Now, applying the same use to this case, if we could put could arrange such microscale engines in lamina and then overlap them one over other (i.e. 2D and 3D arrangement); we could create vibrating surfaces too.
Dec 11, 2011
Rank: 3 / 5 (1)
I was thinking, that if the size of the surrounding particles is very less as compared to the plastic bead then the effect of impinging of surrounding particles might be solved. Liquefied H2 could be used but then it is at a freezing temperature. Liquified H2 would surely destroy the elasticity and piezoelectric property of the bead and quite possibly make it hard.
Dec 12, 2011
Rank: 1.1 / 5 (10)
This should be a wake-up call to anyone who still believes that life came about through some random physical process. It takes some really special tools and techniques to construct any of the cell's specialized enzymes and motors, to name but a few complex items inside the cell. There's just no way to overcome the chemical and physical requirements thru sheer random motion.
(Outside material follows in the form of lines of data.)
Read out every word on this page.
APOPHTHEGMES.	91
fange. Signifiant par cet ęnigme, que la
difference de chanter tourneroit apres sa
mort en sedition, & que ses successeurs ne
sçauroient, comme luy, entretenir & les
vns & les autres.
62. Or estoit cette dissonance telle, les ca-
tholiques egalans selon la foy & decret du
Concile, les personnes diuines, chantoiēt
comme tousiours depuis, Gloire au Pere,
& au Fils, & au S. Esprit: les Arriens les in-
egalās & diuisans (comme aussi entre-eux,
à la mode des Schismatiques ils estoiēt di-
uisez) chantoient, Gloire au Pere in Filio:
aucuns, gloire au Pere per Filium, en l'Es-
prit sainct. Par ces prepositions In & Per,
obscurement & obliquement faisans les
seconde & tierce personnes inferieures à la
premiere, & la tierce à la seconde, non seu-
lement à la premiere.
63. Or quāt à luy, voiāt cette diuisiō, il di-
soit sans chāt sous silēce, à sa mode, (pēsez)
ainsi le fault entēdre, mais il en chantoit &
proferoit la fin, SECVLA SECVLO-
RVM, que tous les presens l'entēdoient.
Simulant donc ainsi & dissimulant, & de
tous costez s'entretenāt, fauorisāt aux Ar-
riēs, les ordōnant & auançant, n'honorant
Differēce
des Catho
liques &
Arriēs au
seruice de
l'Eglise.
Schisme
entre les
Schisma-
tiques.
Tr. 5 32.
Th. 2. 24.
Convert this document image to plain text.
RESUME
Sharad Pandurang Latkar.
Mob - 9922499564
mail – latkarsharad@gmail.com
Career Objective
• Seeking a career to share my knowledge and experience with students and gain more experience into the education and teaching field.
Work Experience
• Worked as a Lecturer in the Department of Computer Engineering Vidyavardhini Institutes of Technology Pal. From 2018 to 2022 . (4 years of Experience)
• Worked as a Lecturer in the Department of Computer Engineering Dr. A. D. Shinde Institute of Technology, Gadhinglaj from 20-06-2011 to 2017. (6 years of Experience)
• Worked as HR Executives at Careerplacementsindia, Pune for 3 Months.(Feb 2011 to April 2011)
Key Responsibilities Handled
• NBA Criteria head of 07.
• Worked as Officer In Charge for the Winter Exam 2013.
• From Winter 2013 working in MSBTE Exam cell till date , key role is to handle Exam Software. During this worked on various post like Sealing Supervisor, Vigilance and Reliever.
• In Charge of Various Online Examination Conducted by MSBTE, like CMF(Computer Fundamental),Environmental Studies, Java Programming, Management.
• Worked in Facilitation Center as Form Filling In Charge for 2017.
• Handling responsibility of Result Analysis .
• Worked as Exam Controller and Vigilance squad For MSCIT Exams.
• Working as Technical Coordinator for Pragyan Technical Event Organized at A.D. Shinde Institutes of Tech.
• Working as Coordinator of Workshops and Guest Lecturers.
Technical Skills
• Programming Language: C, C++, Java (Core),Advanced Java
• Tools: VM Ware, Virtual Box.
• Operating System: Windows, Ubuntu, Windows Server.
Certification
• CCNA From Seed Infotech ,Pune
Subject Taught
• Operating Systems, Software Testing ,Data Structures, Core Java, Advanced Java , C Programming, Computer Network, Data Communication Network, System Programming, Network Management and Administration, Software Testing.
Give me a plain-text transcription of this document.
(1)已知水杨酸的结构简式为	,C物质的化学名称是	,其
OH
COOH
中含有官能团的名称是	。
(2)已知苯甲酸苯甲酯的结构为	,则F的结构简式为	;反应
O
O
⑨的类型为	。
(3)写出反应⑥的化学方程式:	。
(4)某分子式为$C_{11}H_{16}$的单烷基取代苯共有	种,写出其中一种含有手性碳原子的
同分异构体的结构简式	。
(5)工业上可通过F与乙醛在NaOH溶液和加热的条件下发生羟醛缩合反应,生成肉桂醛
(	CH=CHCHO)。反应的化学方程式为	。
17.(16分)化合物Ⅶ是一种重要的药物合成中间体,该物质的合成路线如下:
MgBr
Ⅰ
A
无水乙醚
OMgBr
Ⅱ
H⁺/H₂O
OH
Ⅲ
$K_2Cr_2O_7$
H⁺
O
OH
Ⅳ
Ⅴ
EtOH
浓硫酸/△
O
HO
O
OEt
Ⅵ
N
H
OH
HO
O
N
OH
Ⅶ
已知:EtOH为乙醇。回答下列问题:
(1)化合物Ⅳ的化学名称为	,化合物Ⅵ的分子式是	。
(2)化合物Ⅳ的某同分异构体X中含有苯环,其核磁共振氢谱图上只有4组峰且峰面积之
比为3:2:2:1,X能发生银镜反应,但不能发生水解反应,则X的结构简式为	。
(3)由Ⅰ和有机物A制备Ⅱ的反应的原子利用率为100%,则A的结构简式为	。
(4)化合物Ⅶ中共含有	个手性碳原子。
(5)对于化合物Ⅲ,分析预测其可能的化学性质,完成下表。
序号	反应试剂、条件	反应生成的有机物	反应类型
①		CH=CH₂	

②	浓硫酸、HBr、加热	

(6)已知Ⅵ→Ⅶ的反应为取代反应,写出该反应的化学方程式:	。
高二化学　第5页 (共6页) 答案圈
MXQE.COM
Take for instance the simple pin-needle. A small piece of steel topped with a simple head. To date there is no record of this piece of simple utensil being created by any random process whatsoever. Here I'm referring to both the specified mechanical construction as well as the metallurgical make-up. So to think that far more complex things can arise by chance...
Dec 12, 2011
Rank: 5 / 5 (2)
They have demonstrated that his type of process works the same (i.e. can be handled with the same formulae) as on a macroscopic scale. This is an important finding. Up to now everybody just assumed that it did, but no one actually checked it out. In the past there have been many surprises when people just scaled stuff down and assumed that things keep on working the same way (conductors turning into isolators, adhesion forces becoming a real problem, tunel effects, brownian motion affecting temperature transport, etc., etc. )
While this may look like applied mechanics it is simply a validation of theoretical physics. No one (not even the authors) are claiming that we'll run microrobots on steam. Why would you make such an assumption?
Dec 12, 2011
Rank: 5 / 5 (3)
You've completely lost the plot on this one. Features evolve to survive in a niche. No niche exists where survival and reproduction would be enhanced by frikkin' PINS! What a bizarre strawman. Although the evolution of snake's venom injectors might be of interest to you (not that you'll even bother checking).
Dec 13, 2011
Rank: 5 / 5 (1)
sometimes when confronted by his sheer stupidaty i sometimes wonder if he has some form of mental retardation, afterall he believes the voice in his head is from God.